The Complexities of Central Asian Cyber Security

The fight against Internet crime must not neglect democratic principles

By Nuria Kutnaeva, independent researcher, Kyrgyz Republic

A fter obtaining independence in 1991, Kazakhstan, the Kyrgyz Republic, Tajikistan, Turkmenistan and Uzbekistan — all facing completely new challenges and threats to their national securities — each chose different paths for political, social and economic development. Border security, religious extremism, drug trafficking, corruption and political turbulence have been longstanding problems in Central Asian states, but a new challenge surfaced in the last decade: crime involving high-technology and the Internet.

graphCyber security is closely connected to the spread of the Internet, which is growing throughout Central Asia, despite varying connection speeds. In terms of Internet speed, Kazakhstan was ranked 58th out of 188 countries in February 2014, Tajikistan was 66th, the Kyrgyz Republic 81st and Uzbekistan 171st,1 according to Ookla, a company that tests broadband speeds every 30 days. The average download speed in the European Union was rated as much faster.

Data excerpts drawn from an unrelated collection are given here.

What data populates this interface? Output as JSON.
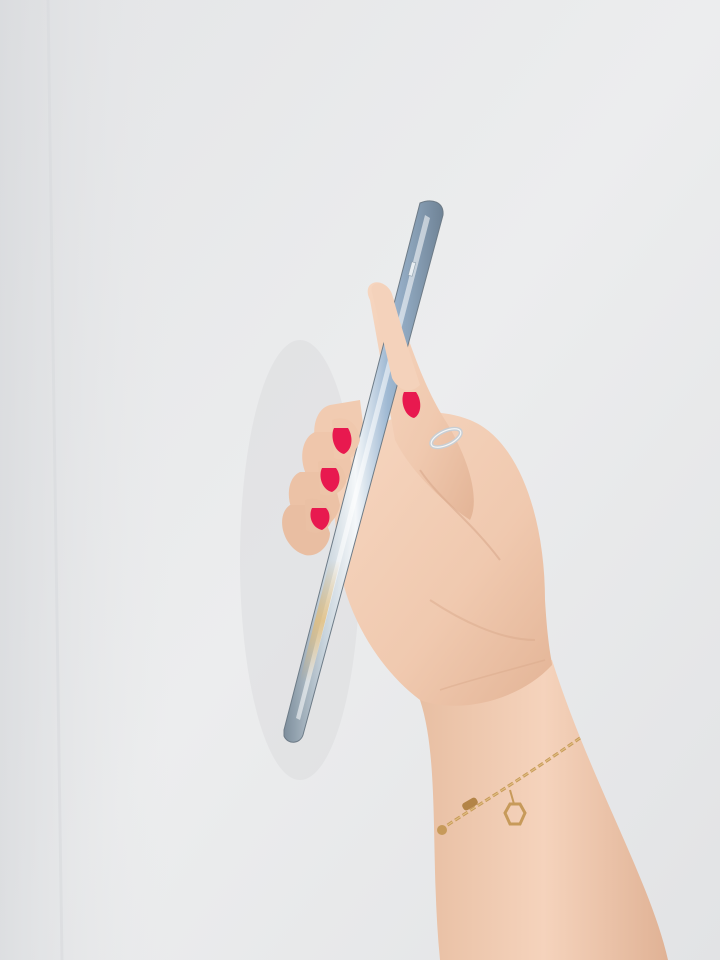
{
  "scene": {
    "subject": "hand-holding-phone-side-profile",
    "colors": {
      "wall_light": "#e9eaeb",
      "wall_mid": "#dedfe1",
      "wall_shadow": "#cfd1d4",
      "skin": "#f2cdb4",
      "skin_shadow": "#d9a98c",
      "skin_highlight": "#f8dcc8",
      "nail_polish": "#e8194f",
      "phone_silver_light": "#eef2f5",
      "phone_silver_mid": "#b9c4cc",
      "phone_blue": "#8fb0cf",
      "phone_gold_reflection": "#d8b06a",
      "ring_silver": "#c9ced3",
      "bracelet_gold": "#c79a5a"
    },
    "elements": {
      "wall": "plain-white-wall",
      "phone": "smartphone-side-view",
      "hand": "left-hand",
      "ring": "silver-ring",
      "bracelet": "gold-chain-bracelet",
      "charm": "hexagon-charm"
    }
  }
}
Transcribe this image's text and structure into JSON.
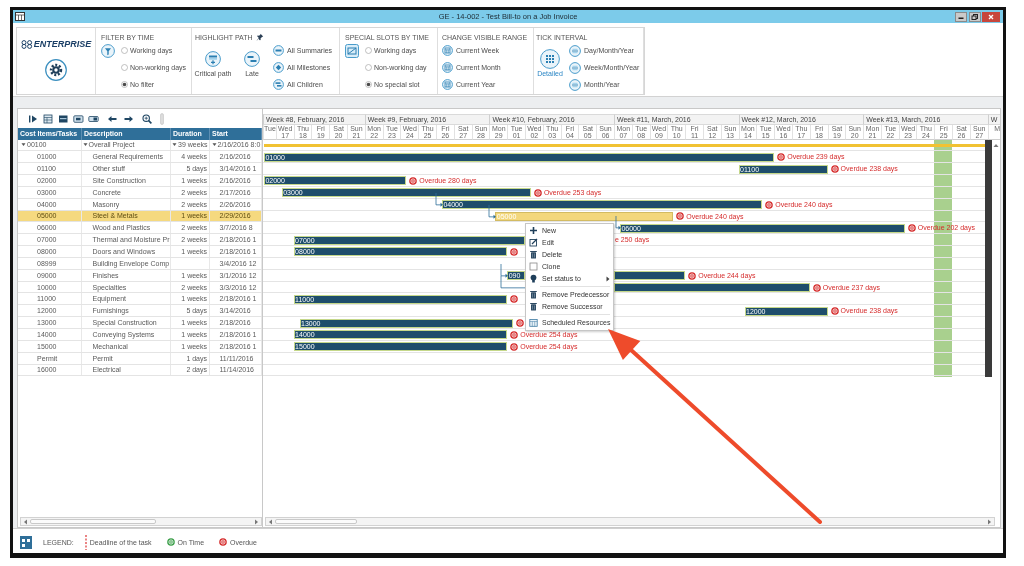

In 2010, Kazakhstan had the highest rate of infected computers and spam traffic among the five Central Asian states (85 percent).2 And in 2013, 92 percent of Kazakh organizations experienced at least one cyber attack.3 This was likely due to the large number of Internet users and Kazakhstan’s attractive financial state. Kazakhstan was followed by Uzbekistan with 8 percent and the Kyrgyz Republic with 4 percent of infected computers. Tajikistan (1 percent) and Turkmenistan (2 percent) had the lowest percentage of infected and spammed computers.4

graph2Cyber crime in Central Asia

Cyber crime falls into three major categories in Central Asia: hooliganism, hacktivism and cyber fraud. Cyber hooliganism implies “muscle-flexing” — done by young, talented hackers5 who want to prove to colleagues how easily they can disrupt a system. On July 19, 2010, a 14-year-old boy from Russia and his friends hacked into the website of the National Space Agency of Kazakhstan by creating a user account with administrator rights. The boy argued that the developers did not sufficiently protect the portal. “What we did is, of course, illegal,” the boy said in justification. “But on the Kazakhstani website, we created a topic where we indicated where its vulnerability is.”6

Since the Internet is a symbol of globalization, hackers become comfortable operating internationally. The Central Asian states suspect they are victims of foreign hackers because defaced7 or cracked websites are sometimes left with images of foreign flags and inscriptions. However, the origin is unknown. Cyber security specialist Oleg Demidov of the PIR Center in Moscow points out that hackers from around the world often redirect attacks to hide their identity or to pin the blame on others.8

For example, in 2012-2013, several Kyrgyz government sites were vandalized by hackers believed to be from Turkey and Estonia. In 2012, a hacker from Turkey changed the passwords to many Kazakh websites.9 In 2013, a Malaysian or Indonesian team hacked nine Kazakh legal websites. They left a message calling for the liberation of Palestine.10

Competition and revenge are often motivators. For example, in 2011 a Kazakh website selling cars was hit with severe distributed denial-of-service (DDoS) attacks. Owners of the site concluded that revenge was the motive because site administrators had declared war against fraudsters who had tried to sell cheap cars through their site.11

A Kyrgyz woman in traditional dress speaks on a mobile phone. The people of Central Asian countries are rapidly embracing new communications technologies, necessitating a greater emphasis on cyber security.  [REUTERS]
A Kyrgyz woman in traditional dress speaks on a mobile phone. The people of Central Asian countries are rapidly embracing new communications technologies, necessitating a greater emphasis on cyber security. [REUTERS]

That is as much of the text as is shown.